Of course, I’m only parroting Jesus here, who called out the widow who gave away her last two pennies ‘out of her own need’ over all those who gave large donations out of their abundance. The World Vision donors I work with would completely agree with my definition: the number of zeroes in a check is a poor measure of true generosity, as helpful and even life-changing as the donation might be for others.
My definition might seem sweeping and radical, yet it is perhaps only half the story. This week, I took the ‘great risk’ of meeting a friend for coffee… outdoors and wearing masks when we weren’t sipping our drinks. I’ve been very cautious during COVID, because of both my cancer battle last year and out of my strong desire to not sicken anyone else by my carelessness, especially medical workers.
How glorious it was to have an in-person conversation: we quickly soaked up 2.5 hours together! My friend loves playing basketball, and he hasn’t played since March. Toward the end of our coffee, as I was apologizing for my caution, he told me that he’d been contacted by his ball buddies last week, who declared that with COVID cases around us decreasing they should all get together that Saturday for a game–outdoors for safety. My friend was sorely tempted, but he emailed them back that because he was having coffee with a friend on the following Monday (yours truly), he would skip the game. “I couldn’t vouch for the behaviors of all ten of those guys,” he explained. I was deeply touched. In Andy’s case, he had voluntarily reduced his vulnerability in order to reduce mine. To me, this is the spirit of mask-wearing and the myriad small opportunities we have to reduce our vulnerability–not only for our own sake, but especially for the sake of others.
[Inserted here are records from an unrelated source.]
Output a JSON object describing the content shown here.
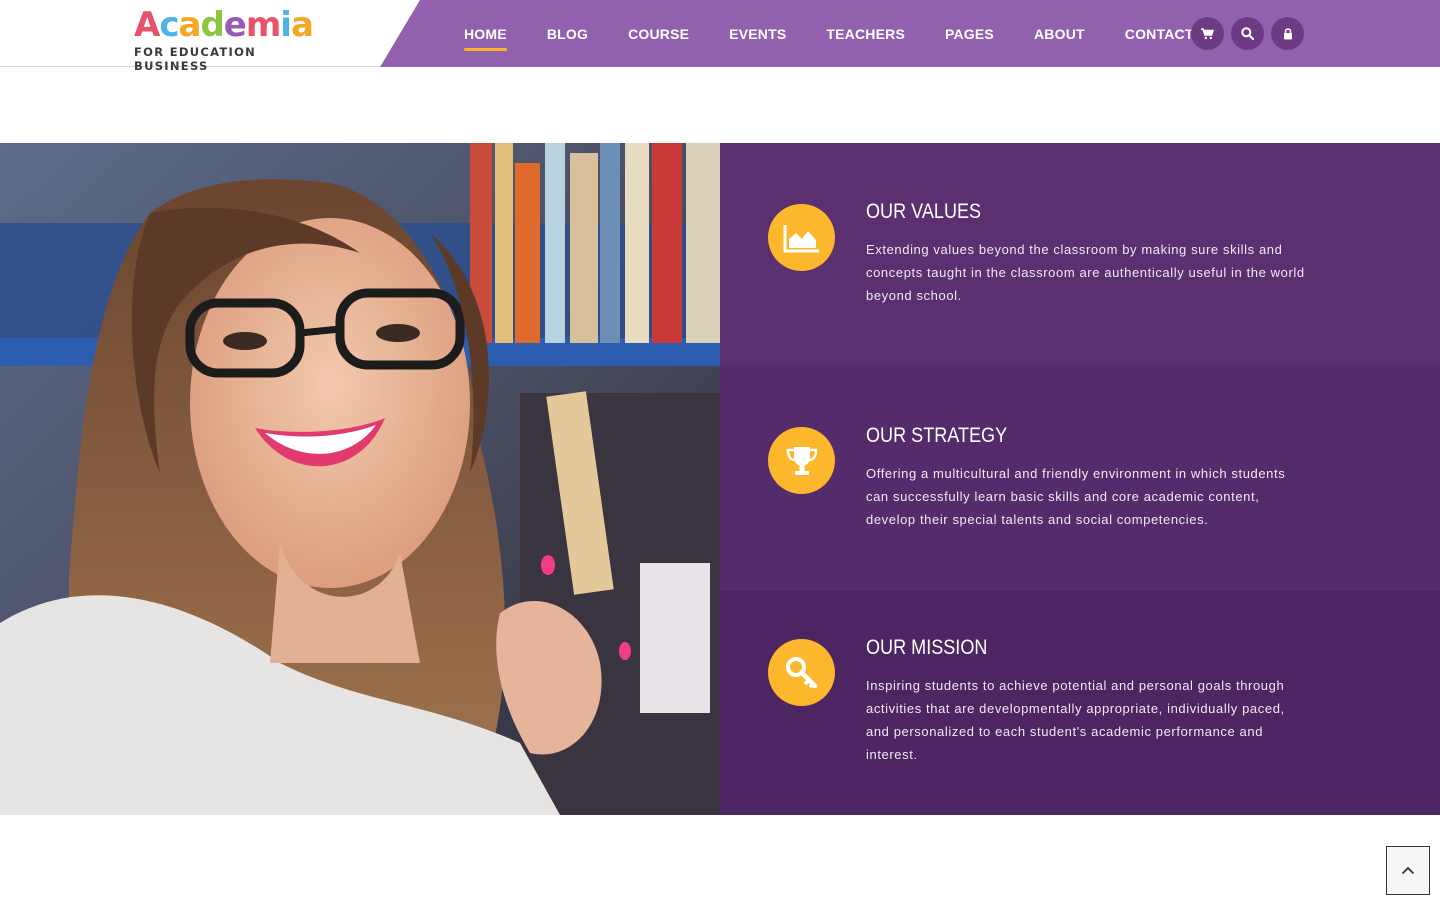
{
  "brand": {
    "name": "Academia",
    "tagline": "FOR EDUCATION BUSINESS",
    "letter_colors": [
      "#e8526b",
      "#4fb3e8",
      "#f5a623",
      "#8dc63f",
      "#9b59b6",
      "#e8526b",
      "#4fb3e8",
      "#f5a623"
    ]
  },
  "nav": {
    "items": [
      {
        "label": "HOME",
        "active": true
      },
      {
        "label": "BLOG",
        "active": false
      },
      {
        "label": "COURSE",
        "active": false
      },
      {
        "label": "EVENTS",
        "active": false
      },
      {
        "label": "TEACHERS",
        "active": false
      },
      {
        "label": "PAGES",
        "active": false
      },
      {
        "label": "ABOUT",
        "active": false
      },
      {
        "label": "CONTACT",
        "active": false
      }
    ],
    "icons": [
      "cart-icon",
      "search-icon",
      "lock-icon"
    ]
  },
  "features": [
    {
      "icon": "area-chart-icon",
      "title": "OUR VALUES",
      "text": "Extending values beyond the classroom by making sure skills and concepts taught in the classroom are authentically useful in the world beyond school."
    },
    {
      "icon": "trophy-icon",
      "title": "OUR STRATEGY",
      "text": "Offering a multicultural and friendly environment in which students can successfully learn basic skills and core academic content, develop their special talents and social competencies."
    },
    {
      "icon": "key-icon",
      "title": "OUR MISSION",
      "text": "Inspiring students to achieve potential and personal goals through activities that are developmentally appropriate, individually paced, and personalized to each student's academic performance and interest."
    }
  ],
  "colors": {
    "header_purple": "#9161ad",
    "accent_yellow": "#fdb72c",
    "panel_purple": "#5a3070"
  },
  "scroll_top": {
    "icon": "chevron-up-icon"
  }
}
Vulnerability has been weighing very heavily on me today. I started my workday with a videochat to southern Africa. My colleague there apologized for some disruption in our meeting because the leader of one of our major programs there, a woman in her 30’s or 40’s, had earlier in the day lost her husband suddenly to a stroke. I couldn’t help but wonder if the quality of healthcare there was part of the reason that she suddenly found herself a widow. This came only a few days after we mourned the killing of a World Vision colleague in DR Congo from an ambush by roadside bandits, leaving a wife and five children behind.
This morning’s news burdened me all day. The vulnerabilities of life for our field staff are so different from my own, and these life-and-death realities for my colleagues always drive home this inequity very starkly. Many of these colleagues accept added vulnerabilities to themselves in order to reduce the vulnerability of others. They are aware of the risks.
Other times, it’s simply the accident of birth. Colleagues who are significantly smarter or more committed than me–or both, were born in places they didn’t choose any more than I chose mine. They may have Masters’ degrees and PhD’s in hydrology, agronomy, infectious diseases, etc. and yet they still live where medical care is marginal, roads are poor, or armed conflict simmers around them. Life can change—or end—in an instant, as they live out their calling.
When I am confronted once more with the passion and commitment of my colleagues around the world, and the added vulnerability they voluntarily expose themselves to in order to reduce the vulnerability of others, can it be any surprise that my yardstick of generosity has no dollar sign on it? Does yours?